Cat-E: A comprehensive web tool for exploring cancer targeting strategies

Abstract

Identifying potential cancer-associated genes and drug targets from omics data is challenging due to its diverse sources and analyses, requiring advanced skills and large amounts of time. To facilitate such analysis, we developed Cat-E (Cancer Target Explorer), a novel R/Shiny web tool designed for comprehensive analysis with evaluation according to cancer-related omics data. Cat-E is accessible at https://cat-e.bioinfo-wuerz.eu/. Cat-E compiles information on oncolytic viruses, cell lines, gene markers, and clinical studies by integrating molecular datasets from key databases such as OvirusTB, TCGA, DrugBANK, and PubChem. Users can use all datasets and upload their data to perform multiple analyses, such as differential gene expression analysis, metabolic pathway exploration, metabolic flux analysis, GO and KEGG enrichment analysis, survival analysis, immune signature analysis, single nucleotide variation analysis, dynamic analysis of gene expression changes and gene regulatory network changes, and protein structure prediction. Cancer target evaluation by Cat-E is demonstrated here on lung adenocarcinoma (LUAD) datasets.

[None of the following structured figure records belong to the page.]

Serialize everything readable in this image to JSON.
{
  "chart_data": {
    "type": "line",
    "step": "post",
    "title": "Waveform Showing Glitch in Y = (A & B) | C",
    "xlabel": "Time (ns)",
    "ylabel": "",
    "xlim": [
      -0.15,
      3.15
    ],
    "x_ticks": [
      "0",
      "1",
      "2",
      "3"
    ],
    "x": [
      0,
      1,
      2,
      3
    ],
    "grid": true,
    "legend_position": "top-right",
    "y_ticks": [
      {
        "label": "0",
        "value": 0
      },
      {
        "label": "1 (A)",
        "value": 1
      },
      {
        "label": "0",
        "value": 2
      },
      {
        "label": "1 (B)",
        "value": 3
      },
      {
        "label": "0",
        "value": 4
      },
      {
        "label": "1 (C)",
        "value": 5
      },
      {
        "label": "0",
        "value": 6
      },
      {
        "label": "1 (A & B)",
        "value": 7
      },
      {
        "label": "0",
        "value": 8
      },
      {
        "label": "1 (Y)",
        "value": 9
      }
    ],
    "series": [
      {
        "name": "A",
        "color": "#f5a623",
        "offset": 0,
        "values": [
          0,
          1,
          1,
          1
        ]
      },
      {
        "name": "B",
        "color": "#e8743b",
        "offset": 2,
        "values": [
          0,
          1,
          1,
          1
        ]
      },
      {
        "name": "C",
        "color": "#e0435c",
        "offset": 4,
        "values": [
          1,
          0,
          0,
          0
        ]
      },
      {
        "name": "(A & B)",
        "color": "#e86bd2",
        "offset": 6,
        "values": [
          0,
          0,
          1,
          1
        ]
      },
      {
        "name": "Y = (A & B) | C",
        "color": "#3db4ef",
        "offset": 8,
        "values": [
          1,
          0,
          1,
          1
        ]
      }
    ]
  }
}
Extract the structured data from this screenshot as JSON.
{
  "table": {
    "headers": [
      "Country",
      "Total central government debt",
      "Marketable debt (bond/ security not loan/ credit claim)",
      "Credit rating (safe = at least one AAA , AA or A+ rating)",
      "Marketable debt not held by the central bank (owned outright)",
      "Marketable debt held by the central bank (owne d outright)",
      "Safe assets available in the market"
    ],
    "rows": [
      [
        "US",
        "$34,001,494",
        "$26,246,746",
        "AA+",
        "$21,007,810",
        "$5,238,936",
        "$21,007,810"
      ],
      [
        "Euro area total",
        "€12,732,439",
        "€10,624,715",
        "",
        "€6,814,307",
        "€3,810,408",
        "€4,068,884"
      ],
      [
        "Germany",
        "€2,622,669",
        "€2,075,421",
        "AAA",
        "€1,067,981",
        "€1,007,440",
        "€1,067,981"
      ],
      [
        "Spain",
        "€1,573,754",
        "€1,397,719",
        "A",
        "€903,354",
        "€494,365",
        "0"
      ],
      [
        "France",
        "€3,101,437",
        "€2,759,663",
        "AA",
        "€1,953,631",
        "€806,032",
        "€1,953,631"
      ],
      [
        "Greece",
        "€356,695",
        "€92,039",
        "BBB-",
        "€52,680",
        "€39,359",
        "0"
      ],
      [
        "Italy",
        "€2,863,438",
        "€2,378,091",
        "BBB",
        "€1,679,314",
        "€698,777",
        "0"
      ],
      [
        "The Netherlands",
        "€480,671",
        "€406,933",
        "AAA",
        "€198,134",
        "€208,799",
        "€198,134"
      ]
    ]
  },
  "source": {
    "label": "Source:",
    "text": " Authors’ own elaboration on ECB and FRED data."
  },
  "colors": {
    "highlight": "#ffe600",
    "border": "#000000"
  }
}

By offering a user-friendly interface and detailed user manual, Cat-E eliminates the need for advanced computational expertise, making it accessible to experimental biologists, undergraduate and graduate students, and oncology clinicians. It serves as a valuable tool for investigating genetic variations across diverse cancer types, facilitating the identification of novel diagnostic markers and potential therapeutic targets.

Keywords: Cancer; Cancer pathways; Immune modulation; Network analysis; Oncolytic virus; Protein interaction.

Graphical abstract

Fig. 1

Schematic representation of Cat-E web tool analyses workflow. Cat-E implements nine functional analyses related to cancer and oncolytic viruses. Blue arrows depict the logical flow of an analysis.

Fig. 2

Application of Cat-E for cancer research. Summary of analytical parameters and outputs for the LUAD case studies performed using Cat-E. Potential targets for anti-cancer drug action are explored using the databases in Cat-E.

Fig. 3

A. Volcano plot illustrating DGEs in LUAD (the black, blue, and red circles represent nonsignificant, down-regulated, and up-regulated genes, respectively); B. A Venn diagram showing the comparison between the LUAD data within Cat-E (Selected_Data) and the DGE LUAD data in the GEPIA2 (User_Data); C. A bar graph displaying the top 20 GO terms obtained from enrichment analysis; D. Visual representation of mutation positions within the muc16 gene in LUAD.

Fig. 4

A. Survival analysis based on pathological staging in LUAD clinical data, with each color representing a distinct pathological stage (Red: Stage1, Blue: Stage1A, Green: Stage1B, Purple: Stage2, Orange: Stage2A, Yellow: Stage2B, Brown: Stage3A, Pink: Stage3B, Grey: Stage4); B. Comprehensive analysis of overall survival regarding the expression levels (Green: down-regulation, Orange: up-regulation) of muc16 in LUAD tumor samples; C. Identification of active metabolic pathways within LUAD data, illustrated by a red line indicating log₂FC> 0 and a green line indicating log₂FC< 0.

Fig. 5

Analysis of the metabolic flux in LUAD cancer cells. A. Module for loading or generating the necessary.sbml file essential for conducting metabolic flux analysis; B. Representation of the generated metabolic model (additional tabs furnish results of flux analysis, optimized outcomes, and summary data); C. Computed flux values for the reactions generated, presented as a network.

Fig. 6

Interactive model of the pck2 (Q16822) protein in Cat-E, generated using AlphaFold for protein structure prediction. The visualization highlights the first 20 amino acids of the protein sequence (selection: 1–20), depicted in yellow. The color scheme applied to the protein structure is based on AlphaFold confidence scores, with dark blue representing very high confidence (pLDDT > 90), light blue indicating high confidence (90 > pLDDT > 70), yellow reflecting low confidence (70 > pLDDT > 50), and orange denoting very low confidence (pLDDT < 50). This confidence-based coloring scheme facilitates an in-depth assessment of structural predictions.